# Throwing out a non-distinct ball while also picking a ball without replacement

Let's say I have $$N$$ balls, of which $$k$$ are red and the rest are blue. The probability that I pick all the red balls without replacement in $$n$$ attempts is:

$$\frac{\binom{k}{k}*\binom{N-k}{n-k}}{\binom{N}{n}}$$ right? But what if I peek into the bag and discard one blue ball after each random draw, regardless of what was chosen?

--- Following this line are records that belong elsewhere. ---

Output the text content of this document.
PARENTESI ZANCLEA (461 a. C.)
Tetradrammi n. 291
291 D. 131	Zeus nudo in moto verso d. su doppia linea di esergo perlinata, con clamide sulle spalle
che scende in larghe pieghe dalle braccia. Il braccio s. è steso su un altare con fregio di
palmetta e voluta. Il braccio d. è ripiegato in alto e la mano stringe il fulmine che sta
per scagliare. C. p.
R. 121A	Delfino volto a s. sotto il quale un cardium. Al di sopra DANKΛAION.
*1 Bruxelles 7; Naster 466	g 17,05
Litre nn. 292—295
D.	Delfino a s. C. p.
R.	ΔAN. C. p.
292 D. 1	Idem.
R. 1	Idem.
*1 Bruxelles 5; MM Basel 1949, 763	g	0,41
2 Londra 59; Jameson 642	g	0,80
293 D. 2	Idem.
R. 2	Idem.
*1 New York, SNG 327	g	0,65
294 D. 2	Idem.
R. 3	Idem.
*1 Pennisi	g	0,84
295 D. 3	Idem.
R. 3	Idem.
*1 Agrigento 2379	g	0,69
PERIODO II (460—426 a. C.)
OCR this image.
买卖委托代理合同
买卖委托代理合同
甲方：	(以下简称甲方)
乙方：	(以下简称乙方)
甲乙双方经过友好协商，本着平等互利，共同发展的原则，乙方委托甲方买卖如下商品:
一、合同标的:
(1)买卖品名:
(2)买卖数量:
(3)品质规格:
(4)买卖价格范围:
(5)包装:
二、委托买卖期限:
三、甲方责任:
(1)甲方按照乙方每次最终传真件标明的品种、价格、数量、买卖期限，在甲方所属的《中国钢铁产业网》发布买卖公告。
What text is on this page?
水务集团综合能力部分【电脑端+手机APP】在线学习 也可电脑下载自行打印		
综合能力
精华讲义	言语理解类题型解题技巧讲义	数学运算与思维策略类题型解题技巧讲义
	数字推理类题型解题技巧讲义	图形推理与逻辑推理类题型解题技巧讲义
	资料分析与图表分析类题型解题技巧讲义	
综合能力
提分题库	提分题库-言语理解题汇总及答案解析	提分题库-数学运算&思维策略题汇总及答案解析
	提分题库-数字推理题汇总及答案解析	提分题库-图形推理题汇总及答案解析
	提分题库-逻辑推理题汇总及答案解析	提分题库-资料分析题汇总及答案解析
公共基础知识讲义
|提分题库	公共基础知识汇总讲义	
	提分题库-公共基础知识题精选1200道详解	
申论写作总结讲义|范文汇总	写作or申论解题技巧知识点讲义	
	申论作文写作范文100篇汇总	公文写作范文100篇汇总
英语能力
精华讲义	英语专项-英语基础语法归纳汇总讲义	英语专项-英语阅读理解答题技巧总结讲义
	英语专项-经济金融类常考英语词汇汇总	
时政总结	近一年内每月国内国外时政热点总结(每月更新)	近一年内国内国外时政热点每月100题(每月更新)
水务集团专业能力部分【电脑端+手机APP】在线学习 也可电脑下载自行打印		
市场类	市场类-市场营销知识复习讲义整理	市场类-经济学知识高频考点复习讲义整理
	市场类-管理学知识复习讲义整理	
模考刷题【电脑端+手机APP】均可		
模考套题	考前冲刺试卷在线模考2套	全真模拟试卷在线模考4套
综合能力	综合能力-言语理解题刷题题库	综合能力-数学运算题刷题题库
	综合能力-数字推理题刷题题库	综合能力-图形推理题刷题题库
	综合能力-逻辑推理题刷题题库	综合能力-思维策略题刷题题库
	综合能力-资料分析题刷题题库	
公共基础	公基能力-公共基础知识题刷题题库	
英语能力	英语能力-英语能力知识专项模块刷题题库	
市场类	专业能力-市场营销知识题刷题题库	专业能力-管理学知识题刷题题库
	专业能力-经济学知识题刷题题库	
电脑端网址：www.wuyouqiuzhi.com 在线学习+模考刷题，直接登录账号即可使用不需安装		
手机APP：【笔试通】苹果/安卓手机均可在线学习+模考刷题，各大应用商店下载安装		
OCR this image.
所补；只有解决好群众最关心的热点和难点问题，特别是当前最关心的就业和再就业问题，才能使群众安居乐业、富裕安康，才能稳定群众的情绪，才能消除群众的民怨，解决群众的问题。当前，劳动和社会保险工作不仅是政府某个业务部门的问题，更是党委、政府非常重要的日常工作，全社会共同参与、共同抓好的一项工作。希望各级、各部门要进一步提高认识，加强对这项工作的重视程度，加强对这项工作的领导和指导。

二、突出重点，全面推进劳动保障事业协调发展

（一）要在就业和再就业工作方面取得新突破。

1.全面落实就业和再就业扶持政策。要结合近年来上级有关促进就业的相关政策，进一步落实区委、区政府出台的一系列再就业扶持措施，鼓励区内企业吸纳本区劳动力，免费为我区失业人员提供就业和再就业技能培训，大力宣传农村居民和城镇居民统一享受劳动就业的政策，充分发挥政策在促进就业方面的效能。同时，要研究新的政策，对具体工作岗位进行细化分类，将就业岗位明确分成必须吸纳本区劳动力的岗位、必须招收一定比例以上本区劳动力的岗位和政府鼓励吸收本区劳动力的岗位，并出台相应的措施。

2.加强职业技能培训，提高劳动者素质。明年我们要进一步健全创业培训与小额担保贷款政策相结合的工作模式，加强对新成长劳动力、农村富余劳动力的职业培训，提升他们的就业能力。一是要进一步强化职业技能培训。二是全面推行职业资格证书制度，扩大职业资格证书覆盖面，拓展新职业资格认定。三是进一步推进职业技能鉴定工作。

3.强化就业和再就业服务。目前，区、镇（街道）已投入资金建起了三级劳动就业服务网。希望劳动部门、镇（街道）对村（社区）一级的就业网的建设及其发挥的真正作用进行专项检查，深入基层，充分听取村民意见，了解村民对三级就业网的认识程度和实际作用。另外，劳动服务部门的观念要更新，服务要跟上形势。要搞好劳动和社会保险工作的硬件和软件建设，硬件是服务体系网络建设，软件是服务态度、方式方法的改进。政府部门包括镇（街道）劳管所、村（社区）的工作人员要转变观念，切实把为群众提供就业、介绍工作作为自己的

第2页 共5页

What would the probability be then?

• Discard a blue no matter which ball is selected? – David G. Stork Jan 17 at 1:16
• Yes, discard a blue regardless – Eliot Jan 17 at 1:19
• You first probability should be $\binom{k}n\binom{N-k}0\big/\binom{N}n$. – Mike Earnest Jan 17 at 1:36
• A clearer statement of the procedure proposed in the body of your Question would improve it. While the title includes the phrase "with replacement" (as also the phrase "non-distinct ball"), it invites confusion to have critical information that appears only in the title and not in the body. In particular it is unclear from what collection you intend to "discard one blue ball after each random draw." – hardmath Jan 17 at 1:43
• "without replacement" sorry! ugh very unfortunate typo. – Eliot Jan 17 at 1:59

The probability the first ball is red is $$\frac{k}N$$. The probability the second ball is red is $$\frac{k-1}{N-2}$$. And so on. Continuing for $$n$$ balls, the probability is $$\frac{k(k-1)\cdots (k-n+1)}{N(N-2)\cdots(N-2(n-1))}=\frac{k!\cdot (N-2n)!!}{(k-n)!\cdot N!!}.$$ where $$N!!=N(N-2)(N-4)\cdots$$, with the product stopping at $$2$$ or $$1$$ according to whether $$N$$ is even or odd, respectively.